March 28, 2009 "I am wondering if you have any information on an early member of the WCTU, Eliza Ann Heisler, died March 16, 1915 in Long Beach Ca. In a brief notice in the Long Beach Press it mentions that the members of the WCTU would meet at Patterson and McQuilkin Funeral parlor on March 18, 1915 to attend Mrs. Eliza Heisler's service. She had roots in PA, Ill, and IA. Eliza Ann is the sister to my Great Grand Mother and I would like to know more about her and/or where she might be buried."


April 17, 2009 - A UCLA history professor inquired about using our library for research on a book she is writing concerning the "early 20th Century WCTU involvement with jails". She returned with a research assistant. The research assistant arrived daily for several weeks.


August 20, 2009 - "I am a graduate student studying International History through Columbia University and London School of Economics. I am working on a history of women's shelters/family violence programs and in my preliminary research I found that in 1887 the San Diego Union (which I believe is part of the WCTU) had a women's refuge in 1887. Is there a collection that pertains to the San Diego Union in this library?
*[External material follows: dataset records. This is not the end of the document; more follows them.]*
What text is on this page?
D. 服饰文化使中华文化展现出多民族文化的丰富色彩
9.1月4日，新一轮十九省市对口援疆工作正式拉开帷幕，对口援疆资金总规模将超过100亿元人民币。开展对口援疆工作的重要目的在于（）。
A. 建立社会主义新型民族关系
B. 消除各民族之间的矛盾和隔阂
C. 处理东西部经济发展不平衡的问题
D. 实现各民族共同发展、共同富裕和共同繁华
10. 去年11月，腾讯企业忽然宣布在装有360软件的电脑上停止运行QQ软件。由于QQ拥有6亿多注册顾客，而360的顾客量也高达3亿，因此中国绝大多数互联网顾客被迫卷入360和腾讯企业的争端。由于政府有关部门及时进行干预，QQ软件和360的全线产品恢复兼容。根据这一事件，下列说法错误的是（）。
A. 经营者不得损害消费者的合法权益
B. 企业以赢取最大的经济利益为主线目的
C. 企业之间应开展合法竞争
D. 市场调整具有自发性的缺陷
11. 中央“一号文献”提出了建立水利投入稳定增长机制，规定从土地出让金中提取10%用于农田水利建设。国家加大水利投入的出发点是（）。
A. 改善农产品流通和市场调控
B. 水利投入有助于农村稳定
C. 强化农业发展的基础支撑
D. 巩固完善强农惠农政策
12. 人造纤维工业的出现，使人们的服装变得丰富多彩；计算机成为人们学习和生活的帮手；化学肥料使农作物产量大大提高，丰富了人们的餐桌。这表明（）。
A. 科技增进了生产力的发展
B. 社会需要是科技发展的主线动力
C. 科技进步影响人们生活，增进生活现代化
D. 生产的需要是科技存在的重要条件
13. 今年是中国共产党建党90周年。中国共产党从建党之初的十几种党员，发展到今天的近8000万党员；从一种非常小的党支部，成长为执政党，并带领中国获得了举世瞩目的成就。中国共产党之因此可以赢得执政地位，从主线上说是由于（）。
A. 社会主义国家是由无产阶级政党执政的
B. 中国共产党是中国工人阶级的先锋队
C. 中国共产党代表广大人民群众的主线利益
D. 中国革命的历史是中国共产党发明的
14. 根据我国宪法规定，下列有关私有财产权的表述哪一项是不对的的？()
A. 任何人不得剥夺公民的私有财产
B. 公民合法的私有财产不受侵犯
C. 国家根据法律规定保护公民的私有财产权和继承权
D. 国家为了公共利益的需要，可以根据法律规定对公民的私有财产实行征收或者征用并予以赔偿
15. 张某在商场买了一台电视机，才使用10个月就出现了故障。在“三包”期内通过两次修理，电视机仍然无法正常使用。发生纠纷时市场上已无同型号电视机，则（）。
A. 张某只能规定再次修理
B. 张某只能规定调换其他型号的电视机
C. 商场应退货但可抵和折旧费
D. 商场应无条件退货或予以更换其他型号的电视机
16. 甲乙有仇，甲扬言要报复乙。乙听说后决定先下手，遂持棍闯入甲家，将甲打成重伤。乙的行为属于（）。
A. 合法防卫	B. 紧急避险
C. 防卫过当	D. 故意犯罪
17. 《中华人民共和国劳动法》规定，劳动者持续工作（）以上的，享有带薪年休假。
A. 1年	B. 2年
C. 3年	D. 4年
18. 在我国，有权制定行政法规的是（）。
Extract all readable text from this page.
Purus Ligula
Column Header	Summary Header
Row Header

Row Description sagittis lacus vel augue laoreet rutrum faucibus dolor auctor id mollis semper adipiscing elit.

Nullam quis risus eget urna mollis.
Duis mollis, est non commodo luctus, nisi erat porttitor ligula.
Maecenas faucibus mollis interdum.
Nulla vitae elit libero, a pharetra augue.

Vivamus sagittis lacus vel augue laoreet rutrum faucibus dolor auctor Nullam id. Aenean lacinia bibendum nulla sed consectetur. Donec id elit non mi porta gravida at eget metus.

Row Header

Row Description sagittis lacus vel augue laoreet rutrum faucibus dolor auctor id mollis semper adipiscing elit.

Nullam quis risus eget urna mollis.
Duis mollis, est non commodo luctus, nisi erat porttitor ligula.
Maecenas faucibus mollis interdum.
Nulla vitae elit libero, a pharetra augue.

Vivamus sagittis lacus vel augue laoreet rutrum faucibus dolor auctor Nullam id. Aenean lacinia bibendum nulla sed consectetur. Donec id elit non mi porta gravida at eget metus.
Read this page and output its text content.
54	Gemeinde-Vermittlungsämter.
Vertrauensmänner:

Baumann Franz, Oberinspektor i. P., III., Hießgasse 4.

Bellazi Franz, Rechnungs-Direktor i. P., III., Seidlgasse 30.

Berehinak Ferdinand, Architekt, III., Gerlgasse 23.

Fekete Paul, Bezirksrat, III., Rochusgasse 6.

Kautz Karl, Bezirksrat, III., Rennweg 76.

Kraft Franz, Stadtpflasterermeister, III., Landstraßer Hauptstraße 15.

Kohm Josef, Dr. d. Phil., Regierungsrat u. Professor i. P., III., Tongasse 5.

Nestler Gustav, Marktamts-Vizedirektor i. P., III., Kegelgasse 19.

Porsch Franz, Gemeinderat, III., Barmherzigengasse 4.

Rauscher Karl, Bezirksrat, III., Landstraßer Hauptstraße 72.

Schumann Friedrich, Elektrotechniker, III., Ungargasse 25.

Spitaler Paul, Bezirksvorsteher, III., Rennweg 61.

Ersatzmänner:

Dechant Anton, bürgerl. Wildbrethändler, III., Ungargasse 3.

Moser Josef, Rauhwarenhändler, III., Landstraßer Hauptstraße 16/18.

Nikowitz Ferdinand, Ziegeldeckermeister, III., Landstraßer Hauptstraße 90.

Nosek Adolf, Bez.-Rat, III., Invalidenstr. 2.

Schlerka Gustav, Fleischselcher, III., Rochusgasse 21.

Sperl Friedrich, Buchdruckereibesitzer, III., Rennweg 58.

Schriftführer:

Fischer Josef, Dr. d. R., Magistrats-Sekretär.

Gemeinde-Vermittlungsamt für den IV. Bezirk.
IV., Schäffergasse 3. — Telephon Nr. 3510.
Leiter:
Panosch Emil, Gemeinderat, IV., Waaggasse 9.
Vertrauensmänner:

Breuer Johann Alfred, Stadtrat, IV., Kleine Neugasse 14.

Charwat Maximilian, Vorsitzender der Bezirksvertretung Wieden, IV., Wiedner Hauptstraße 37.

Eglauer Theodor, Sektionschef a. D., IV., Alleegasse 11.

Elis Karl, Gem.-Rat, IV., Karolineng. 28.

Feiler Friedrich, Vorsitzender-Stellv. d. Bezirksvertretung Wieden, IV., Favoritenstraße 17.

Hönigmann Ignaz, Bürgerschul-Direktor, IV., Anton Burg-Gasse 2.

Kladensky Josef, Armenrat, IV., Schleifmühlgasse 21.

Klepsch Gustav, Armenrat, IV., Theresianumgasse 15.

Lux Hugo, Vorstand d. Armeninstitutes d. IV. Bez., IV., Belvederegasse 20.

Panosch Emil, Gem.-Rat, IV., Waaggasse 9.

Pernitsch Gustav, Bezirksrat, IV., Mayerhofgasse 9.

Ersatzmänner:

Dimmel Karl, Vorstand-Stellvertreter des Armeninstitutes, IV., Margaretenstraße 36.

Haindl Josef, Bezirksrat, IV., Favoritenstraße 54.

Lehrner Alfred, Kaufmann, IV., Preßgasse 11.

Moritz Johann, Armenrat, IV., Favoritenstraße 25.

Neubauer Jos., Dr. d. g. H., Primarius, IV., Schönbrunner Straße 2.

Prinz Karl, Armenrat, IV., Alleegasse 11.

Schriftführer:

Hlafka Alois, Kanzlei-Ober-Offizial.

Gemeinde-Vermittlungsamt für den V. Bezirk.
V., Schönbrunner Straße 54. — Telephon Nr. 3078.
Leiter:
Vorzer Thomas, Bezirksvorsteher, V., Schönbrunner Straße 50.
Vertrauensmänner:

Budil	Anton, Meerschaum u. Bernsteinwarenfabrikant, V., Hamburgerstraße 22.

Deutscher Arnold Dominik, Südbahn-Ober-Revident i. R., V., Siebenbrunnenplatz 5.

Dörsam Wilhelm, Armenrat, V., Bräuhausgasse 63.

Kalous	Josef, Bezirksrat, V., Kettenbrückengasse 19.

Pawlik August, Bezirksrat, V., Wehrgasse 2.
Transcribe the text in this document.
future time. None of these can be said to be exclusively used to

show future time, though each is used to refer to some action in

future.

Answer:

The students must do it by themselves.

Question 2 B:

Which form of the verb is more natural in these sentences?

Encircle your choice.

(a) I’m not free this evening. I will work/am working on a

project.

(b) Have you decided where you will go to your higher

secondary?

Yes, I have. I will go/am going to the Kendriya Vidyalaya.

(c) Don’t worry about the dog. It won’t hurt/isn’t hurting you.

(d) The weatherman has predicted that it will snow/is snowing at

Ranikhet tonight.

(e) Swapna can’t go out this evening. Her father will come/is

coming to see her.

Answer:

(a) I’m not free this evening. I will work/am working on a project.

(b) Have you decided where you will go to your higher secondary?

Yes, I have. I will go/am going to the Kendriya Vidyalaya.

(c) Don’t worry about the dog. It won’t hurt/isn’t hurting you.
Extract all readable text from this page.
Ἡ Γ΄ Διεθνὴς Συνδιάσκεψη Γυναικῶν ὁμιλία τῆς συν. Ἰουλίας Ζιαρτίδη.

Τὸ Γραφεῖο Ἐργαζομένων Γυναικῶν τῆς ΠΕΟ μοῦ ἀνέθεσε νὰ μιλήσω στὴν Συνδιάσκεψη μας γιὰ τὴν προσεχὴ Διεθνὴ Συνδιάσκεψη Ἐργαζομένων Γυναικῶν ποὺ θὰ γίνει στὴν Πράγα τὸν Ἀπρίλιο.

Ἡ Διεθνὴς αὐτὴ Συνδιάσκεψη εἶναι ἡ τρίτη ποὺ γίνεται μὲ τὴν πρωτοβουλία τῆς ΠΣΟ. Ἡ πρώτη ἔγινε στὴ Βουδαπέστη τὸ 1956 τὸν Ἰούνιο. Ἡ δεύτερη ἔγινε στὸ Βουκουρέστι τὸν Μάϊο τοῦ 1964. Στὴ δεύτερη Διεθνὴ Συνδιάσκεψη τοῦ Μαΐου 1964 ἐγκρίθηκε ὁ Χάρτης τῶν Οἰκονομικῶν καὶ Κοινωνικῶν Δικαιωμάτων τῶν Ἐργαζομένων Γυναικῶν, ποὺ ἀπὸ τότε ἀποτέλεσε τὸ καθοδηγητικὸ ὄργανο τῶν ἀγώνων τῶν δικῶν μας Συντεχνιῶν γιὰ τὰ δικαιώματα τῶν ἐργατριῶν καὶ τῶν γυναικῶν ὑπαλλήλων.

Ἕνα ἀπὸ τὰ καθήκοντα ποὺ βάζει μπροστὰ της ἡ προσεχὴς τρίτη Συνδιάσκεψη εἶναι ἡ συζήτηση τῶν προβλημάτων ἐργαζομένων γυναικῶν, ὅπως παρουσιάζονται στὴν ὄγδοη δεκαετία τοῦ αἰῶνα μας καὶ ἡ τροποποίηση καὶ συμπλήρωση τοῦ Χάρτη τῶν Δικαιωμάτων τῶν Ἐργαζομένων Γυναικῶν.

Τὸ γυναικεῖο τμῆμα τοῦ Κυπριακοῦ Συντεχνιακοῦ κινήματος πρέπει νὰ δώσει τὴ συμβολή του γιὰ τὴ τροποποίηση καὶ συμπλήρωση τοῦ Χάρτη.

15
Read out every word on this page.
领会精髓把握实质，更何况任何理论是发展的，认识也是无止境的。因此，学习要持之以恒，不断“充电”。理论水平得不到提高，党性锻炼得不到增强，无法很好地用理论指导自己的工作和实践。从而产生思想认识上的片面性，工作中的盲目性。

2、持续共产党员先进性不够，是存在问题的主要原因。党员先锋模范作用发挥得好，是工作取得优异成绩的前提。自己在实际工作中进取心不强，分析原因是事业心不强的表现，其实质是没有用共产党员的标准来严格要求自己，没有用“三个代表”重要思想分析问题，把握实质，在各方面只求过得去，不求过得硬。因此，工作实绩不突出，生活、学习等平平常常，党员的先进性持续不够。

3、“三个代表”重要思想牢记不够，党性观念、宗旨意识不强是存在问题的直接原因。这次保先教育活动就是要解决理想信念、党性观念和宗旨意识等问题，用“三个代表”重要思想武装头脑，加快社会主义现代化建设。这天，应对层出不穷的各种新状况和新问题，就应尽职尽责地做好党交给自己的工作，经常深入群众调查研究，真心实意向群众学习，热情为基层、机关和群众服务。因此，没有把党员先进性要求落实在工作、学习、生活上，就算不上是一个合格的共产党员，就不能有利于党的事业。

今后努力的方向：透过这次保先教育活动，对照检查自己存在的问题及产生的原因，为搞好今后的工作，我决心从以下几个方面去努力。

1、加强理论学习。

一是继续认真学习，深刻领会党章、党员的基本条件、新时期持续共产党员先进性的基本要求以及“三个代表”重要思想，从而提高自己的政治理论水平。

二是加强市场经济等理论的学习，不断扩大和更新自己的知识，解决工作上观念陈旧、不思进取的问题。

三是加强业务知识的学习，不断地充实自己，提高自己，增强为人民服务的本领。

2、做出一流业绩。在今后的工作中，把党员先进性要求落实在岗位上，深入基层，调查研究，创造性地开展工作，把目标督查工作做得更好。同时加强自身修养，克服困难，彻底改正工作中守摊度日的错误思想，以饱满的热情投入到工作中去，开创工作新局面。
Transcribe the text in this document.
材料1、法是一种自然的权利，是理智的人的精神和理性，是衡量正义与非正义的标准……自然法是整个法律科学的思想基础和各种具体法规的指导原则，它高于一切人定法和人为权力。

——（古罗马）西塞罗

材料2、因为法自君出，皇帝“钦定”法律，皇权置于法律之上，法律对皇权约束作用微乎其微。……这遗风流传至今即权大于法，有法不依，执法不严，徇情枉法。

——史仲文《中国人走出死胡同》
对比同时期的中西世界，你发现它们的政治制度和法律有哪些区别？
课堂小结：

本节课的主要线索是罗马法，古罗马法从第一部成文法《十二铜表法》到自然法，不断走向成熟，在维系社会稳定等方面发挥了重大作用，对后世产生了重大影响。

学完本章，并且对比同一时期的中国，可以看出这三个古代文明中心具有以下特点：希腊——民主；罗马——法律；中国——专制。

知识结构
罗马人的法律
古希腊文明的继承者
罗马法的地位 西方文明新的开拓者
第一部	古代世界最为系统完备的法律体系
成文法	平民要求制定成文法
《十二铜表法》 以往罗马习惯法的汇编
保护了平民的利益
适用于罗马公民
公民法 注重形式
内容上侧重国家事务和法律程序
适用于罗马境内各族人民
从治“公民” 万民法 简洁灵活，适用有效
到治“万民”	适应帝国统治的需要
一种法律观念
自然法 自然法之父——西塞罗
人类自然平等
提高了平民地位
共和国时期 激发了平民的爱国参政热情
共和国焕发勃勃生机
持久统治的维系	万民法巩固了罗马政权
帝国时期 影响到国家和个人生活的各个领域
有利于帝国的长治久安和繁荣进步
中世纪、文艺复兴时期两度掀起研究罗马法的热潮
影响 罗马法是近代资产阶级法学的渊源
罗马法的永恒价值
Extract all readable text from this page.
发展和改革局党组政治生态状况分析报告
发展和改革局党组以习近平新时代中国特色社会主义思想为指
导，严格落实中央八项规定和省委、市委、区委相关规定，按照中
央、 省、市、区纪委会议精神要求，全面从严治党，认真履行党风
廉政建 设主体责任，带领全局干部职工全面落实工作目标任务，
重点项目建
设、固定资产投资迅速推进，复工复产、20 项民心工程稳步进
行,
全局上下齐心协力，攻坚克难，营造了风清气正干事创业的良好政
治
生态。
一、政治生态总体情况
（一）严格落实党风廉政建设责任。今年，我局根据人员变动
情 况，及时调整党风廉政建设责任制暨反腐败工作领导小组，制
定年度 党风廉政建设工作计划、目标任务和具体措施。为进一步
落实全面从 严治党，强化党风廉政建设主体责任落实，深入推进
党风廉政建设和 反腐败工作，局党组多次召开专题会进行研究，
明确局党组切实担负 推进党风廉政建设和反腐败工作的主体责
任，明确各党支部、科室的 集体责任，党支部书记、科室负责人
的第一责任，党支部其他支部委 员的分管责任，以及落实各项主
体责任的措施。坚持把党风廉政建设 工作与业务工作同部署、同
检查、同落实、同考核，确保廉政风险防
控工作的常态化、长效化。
Or any other relevant collection?"


August 21, 2009 - "Dear Madam, I live in Wales in the U.K., and just received copies of the obituaries on my family, my great-grandmother Maria Cameron died in 1954 and is buried in the Pine Mountain Cemetery at Atascadero [San Luis Obispo County, CA], along with her husband James Cameron, son Robert J. Cameron,daughter Ellen Shlueter. It says on her obituary she was a member of the WCTU. Have you got any information on any of them as I am trying to trace if I have any living relatives in California, my mother is the only surviving grandaughter of Maria in Wales at 81years old. Yours Sincerely."


November 5, 2009 - "As a point of curiosity, I would like to know if you are now the repository for all the old WCTU records from former Unions in California? In early 2000 I fell heir to my mother's collection of WCTU material after she had been the president of her local Union for more than 20 years. Since the headquarters were no longer in Sacramento, I mailed the material to Fresno. Our town of Watsonville, Santa Cruz County, has one of the beautiful WCTU fountains on Main Street in our city Plaza. It works perfectly. Most people who knew of or belonged to the Tri-County WCTU in the 1940-1970 time range are long gone now and the Unions are only a vague memory.
Thank you for any information you can give."
Alice Sams Montgomery maunit@cruzio.com


March 1, 2010 - "I'm trying to find out information about my Aunt Cora (Moss) Hale.  I was told she was one of the President's of the WCTU of Orange County but I have no further information."

Mrs. Coral Hale (1872-1941) was the President of Orange County WCTU four times: 1932, 1933, 1939 & 1940. She was a vice-president many times over the years, as well as other positions. She lived in Fullerton, Calif.